Consciousness - Yoga for the mind
by Abhishek Thakore
Answers to these questions came to me as I clicked a google ad that took me to Lumosity.com.
Science once believed that mental ability was fixed after childhood – but in the last few decades neuroscientists have discovered that brains keep growing through new neurons and connections. Using this scientific research as a basis, Lumosity has created exercises to target core cognitive processes – memory, attention, and flexibility.
The most important insight for me was the realisation that my performance depends on my mindfulness. The tightly timed games also act as ‘biofeedback’ – the moment attention dwindles to a thought, it reflects back in the game. Most often, attention comes back. After a while, I was also occasionally able to witness this phenomenon of the mind – the possibility of seeing the mind operate closely is exciting.
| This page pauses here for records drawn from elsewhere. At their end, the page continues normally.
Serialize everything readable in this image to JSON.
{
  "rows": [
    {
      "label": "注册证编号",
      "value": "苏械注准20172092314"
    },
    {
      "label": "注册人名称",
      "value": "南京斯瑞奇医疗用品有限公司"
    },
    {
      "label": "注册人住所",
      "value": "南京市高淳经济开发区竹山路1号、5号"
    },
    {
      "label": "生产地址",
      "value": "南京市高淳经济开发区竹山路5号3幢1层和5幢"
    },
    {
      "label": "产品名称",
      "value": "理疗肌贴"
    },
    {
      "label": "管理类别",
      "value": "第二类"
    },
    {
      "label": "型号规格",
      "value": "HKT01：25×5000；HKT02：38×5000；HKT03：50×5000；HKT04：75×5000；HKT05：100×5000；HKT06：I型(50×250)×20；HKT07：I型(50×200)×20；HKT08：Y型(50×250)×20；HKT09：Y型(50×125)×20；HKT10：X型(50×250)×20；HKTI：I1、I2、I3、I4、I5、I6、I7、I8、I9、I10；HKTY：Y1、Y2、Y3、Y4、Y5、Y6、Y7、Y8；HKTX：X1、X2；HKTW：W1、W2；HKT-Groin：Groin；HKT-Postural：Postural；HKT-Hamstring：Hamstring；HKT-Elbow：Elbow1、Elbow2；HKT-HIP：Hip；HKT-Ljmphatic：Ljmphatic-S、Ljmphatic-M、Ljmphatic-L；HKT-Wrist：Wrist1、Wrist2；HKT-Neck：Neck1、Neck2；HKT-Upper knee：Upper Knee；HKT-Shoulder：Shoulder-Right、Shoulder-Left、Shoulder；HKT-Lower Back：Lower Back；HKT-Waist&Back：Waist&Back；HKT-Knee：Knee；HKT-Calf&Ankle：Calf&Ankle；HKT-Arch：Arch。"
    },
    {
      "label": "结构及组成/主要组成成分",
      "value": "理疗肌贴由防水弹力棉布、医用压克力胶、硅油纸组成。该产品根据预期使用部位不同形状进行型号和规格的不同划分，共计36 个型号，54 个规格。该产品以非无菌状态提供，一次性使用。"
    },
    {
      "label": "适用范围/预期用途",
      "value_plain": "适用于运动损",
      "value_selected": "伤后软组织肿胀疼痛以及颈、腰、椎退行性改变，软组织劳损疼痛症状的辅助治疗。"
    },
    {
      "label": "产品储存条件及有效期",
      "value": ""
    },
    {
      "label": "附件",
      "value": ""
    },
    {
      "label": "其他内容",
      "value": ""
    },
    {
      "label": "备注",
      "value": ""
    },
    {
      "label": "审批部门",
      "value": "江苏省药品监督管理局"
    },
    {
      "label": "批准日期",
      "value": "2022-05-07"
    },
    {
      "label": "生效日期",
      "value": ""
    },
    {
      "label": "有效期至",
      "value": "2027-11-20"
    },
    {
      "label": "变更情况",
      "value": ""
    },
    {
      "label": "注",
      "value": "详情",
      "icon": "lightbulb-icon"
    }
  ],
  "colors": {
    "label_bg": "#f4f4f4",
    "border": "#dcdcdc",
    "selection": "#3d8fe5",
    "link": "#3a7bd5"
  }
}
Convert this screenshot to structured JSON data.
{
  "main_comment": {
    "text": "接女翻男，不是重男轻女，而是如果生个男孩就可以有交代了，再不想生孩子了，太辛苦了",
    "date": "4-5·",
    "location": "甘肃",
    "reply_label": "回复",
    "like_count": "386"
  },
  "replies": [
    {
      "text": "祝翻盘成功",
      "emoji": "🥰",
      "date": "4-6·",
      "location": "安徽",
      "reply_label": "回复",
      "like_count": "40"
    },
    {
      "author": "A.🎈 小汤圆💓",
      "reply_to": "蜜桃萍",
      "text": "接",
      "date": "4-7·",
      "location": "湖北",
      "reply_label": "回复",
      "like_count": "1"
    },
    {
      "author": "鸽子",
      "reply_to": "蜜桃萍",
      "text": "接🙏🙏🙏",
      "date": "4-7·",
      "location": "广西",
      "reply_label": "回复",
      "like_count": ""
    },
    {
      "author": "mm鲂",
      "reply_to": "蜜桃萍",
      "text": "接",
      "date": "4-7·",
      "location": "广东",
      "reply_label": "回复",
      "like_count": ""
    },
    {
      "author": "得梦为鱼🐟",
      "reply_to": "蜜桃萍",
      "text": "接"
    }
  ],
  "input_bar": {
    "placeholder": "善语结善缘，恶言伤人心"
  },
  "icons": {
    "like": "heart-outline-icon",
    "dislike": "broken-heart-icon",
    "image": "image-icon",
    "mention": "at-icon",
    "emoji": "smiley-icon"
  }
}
The charts to track daily progress, your percentile score (how you compare to 25 million other users divided by age group) and analysis of your performance will appeal to the left-brained. At the same time, tips to improve both from the site and the users as well as snippets explaining the science behind the process are neat add-ons. With partners like Stanford, Harvard and Berkeley,
Lumosity is a part of the Human Cognition Project which aims to understand our brain better. It has the scientific credibility to take it beyond just a games site to something more beneficial.
Subscription priced at $80/year may seem steep but I doubt if any shorter duration training would have lasting benefits. Also sharing your account with anyone else will mean the reports and statistics will get diluted. However, the four-day trail lets you sample the site and a few games for free. Would recommend checking it out!